Яхнин оккупировал все издательства (в них заходит, как в собственную квартиру, чуть ли не открывая двери ногой); он пишет пьесы, сценарии, стихи, прозу, песни, статьи, рецензии, выпускает пластинки с песнями на свои стихи, переводит со всех языков (не зная толком ни одного), что ни назовешь — он уже переводит, и, конечно, делает адаптации, на которых давно набил руку. Например, из «Фауста» — двадцать страниц для детей, и со стихов на прозу(!). Автор, наверняка, перевернулся в гробу.
Делая имитации, Яхнин нашмалял сотню книг, перелопатил такие вещи, как «Алиса», «Тартарен», «Уленшпигель», «Мюнхаузен»… Даже замахнулся на Библию для детей, и нет никакого сомнения сделает, и неплохо, с точки зрения компиляторства — не творчества, а сноровки. Если копнуть его писанину поглубже, то сразу заметно — наш герой пытается поднять неподъемный для него вес. В этом он напоминает некоторых юмористов из клуба «Веселых и находчивых» (типа Жванецкого, Измайлова, Вишневского, Задорного) — эти остряки неплохи в компании как массовики-затейники, но беспомощны на листе бумаги, что и понятно — в компании собеседники и, если уже есть настрой на веселье, многое кажется смешным (все дело в моменте — ты уже раздулся и чуть уколи — лопаешься), но попробуй рассмешить читателя без всякого настроя. Эта задача не всем по силам.

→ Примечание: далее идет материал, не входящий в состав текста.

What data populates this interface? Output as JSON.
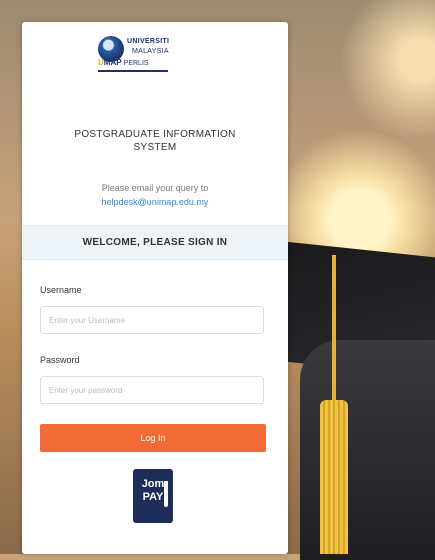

Ну, а чисто авторские вещи Яхнина рыхлые, сырые, без огонька — всего лишь случайные эпизодики — какая-то мельтешня. Однажды накатал роман на десять листов — опять тьма разрозненных кусков, умильных картинок «от фонаря» (и как не видит, ведь, вроде, со вкусом у него все в порядке и, как рассказчик в застолье многим даст фору?). В общем, уверен — серьезные вещи (рассказ, повесть, не говоря уж о романе) — не для Яхнина, его ниша — акварельные зарисовки, подтекстовки, но в основном, конечно, адаптации — на них он собаку съел.
Из своих средних литературных способностей Яхнин выжал максимум, даже забрался на олимп и теперь сверху поучает коллег по перу (в частности Тарловского). Все благодаря тому, что Яхнин так подает свои сочинения, что и впрямь кажется — перед нами шедевр. Как известно, большинство теперешних редакторов не очень-то сведущи в литературе и, естественно, авторитет Яхнина в издательствах довольно высок (молодым авторам эти редакторы говорят: «Он у нас ведущий, старайтесь делать, как он»).
Самое нелепое, Яхнин и сам убежден в своем высоком мастерстве; как-то отчитал Тарловского, который тоже делает адаптации:
— Марк, ты испохабил Марка Твена (тот пересказал «Принц и Нищий»). Пойми, пересказчик это умелец, который из большого яйца делает перепелиное!